[Italian version]

And so, how are you doing?, I ask every time I return to Ramallah to the politicians I befriended. And I have been returning for ten years: but the answer is always the same: You know, it’s been quite tough, they say. But the national unity government is finally ready.

We have finally reached a deal, they say.

And now, of course, they swear: Now we will go to the polls.

Because it is quite overlooked, but Mahmoud Abbas’ presidential term expired in 2009.

And in 2010 the Legislative Council’s term expired as well.

But for many people, here, national unity comes first. More precisely: the unity between Hamas and Fatah. Any time you criticize the Palestinian Authority, your remarks are dismissed as badly timed. The true problem is Israel, you are said.

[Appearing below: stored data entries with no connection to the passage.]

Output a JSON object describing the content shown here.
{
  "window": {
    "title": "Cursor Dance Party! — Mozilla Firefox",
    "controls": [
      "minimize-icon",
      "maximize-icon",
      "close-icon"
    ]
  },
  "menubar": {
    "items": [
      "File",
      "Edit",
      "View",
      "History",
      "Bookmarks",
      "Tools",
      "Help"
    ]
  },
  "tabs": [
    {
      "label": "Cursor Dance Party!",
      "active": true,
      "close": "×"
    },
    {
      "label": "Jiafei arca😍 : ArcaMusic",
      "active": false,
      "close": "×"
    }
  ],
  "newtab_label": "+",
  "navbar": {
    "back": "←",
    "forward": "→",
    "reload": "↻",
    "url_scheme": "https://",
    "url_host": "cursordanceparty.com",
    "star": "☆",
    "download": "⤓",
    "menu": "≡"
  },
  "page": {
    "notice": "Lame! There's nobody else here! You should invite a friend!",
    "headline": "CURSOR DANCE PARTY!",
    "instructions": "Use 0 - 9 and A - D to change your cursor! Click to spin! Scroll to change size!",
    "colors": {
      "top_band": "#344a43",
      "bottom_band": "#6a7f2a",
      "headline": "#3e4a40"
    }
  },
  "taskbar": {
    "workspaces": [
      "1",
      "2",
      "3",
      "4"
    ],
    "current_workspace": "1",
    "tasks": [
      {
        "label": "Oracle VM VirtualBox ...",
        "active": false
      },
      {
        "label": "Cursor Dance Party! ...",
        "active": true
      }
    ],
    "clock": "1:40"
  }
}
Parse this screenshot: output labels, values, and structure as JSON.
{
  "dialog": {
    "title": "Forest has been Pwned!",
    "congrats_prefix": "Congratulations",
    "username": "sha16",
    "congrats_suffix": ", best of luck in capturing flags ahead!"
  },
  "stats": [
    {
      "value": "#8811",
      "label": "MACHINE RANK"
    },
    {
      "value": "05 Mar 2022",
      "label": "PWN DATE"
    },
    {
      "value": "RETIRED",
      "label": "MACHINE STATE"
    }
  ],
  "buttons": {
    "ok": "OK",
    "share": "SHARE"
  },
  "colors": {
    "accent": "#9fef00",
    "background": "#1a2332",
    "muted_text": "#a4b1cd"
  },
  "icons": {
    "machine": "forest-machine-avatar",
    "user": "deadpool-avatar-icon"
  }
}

Everything else comes second.

And that’s what you are said by many international activists, too. Those who expose day by day the occupation, writing about every uprooted olive tree, every spit of settlers – and it’s a crucial work, of course. Just to avoid any misunderstanding: I am calling for more information. Not less. Because in the last days how many of you have read of Abbad Yahya? For sure you have come across the name of Elor Azaria, the soldier who shot a Palestinian who had already been shot, in Hebron, who was already lying wounded in the street, and was sentenced to 18 months in jail – in a country where Palestinian stone- throwers risk up to 20 years in jail. But how many of you have read of this author from Ramallah whose latest book has been banned and confiscated? A crime novel. According to Ahmed Barak, Palestine’s attorney general, it is a book about sex, and even about gays, God forbid: and it is against public morality. It is actually a book against something else: because it isn’t simply a crime novel, it is a political story. It is a metaphor of the crisis of the Palestinian society. And most of all, of its leadership. But Murad Sudani, head of the Palestinian Writers Union, said it bluntly: in a country under occupation, he said, the role of a writer is not to divide, but to fuel hope. To lead the resistance. The freedom of a writer, he said, ends where the freedom of his homeland starts.

And yet how many of you have read of Abbad Yahya?

Every time you focus on the Palestinian Authority, you are replied you should rather focus on Israel. Because that's where everything starts from. Israel. But to speak of the Palestinian Authority today means to speak of Israel. It’s well known: with the Oslo Accords, Israel outsourced the daily management of the occupation to the Palestinians. Or better: to some Palestinians. Who turned the occupation in a source of profit. Of political and financial profit.

They have no stake in the end of the occupation. It would be their end as well.

It is probably too much to say that it was all deliberate. All planned. To blame Oslo as a trap. But that’s, for sure, where we are. Because to establish the Palestinian Authority, all the international funds were channeled directly to Arafat’s personal bank accounts, to help him buying loyalty: building patronage networks – so that his men, the Plo men, back home after a long exile, could get rid of the new generation of activists born out of the First Intifada: activists who were sceptical of the Oslo Accords: they feared they were what they actually proved to be: just a way to reframe the occupation. Under Arafat, more than $900 million disappeared. And nothing has changed. Here everything still depends on Hamas and Fatah. A job, a permit. A specialist visit. There are no rights. Only favours.

Hamas and Fatah aren’t parties anymore. They are mostly power centers.

In the early hours of March 6, after a two-hour exchange of fire that woke up all Ramallah, the Israeli army killed Basil al-Araj, with the kind of raid which is usually the exclusive of Hamas commanders. Of high profile enemies. He was quite a renowned activist: a fierce opponent of the Palestinian Authority.

What is defended is not national unity, but national collusion.

We get updates on any new demolished home. On any new settlement law. And that’s essential. But how many of you, in these years, have read that Arab Israelis, despite all the discriminations they are subject to, prefer more and more to live under Israel, rather than Hamas and Fatah? Who is hurting Palestinians the most: those who dare to say what Palestinians think, or those who make Palestinians thinking it?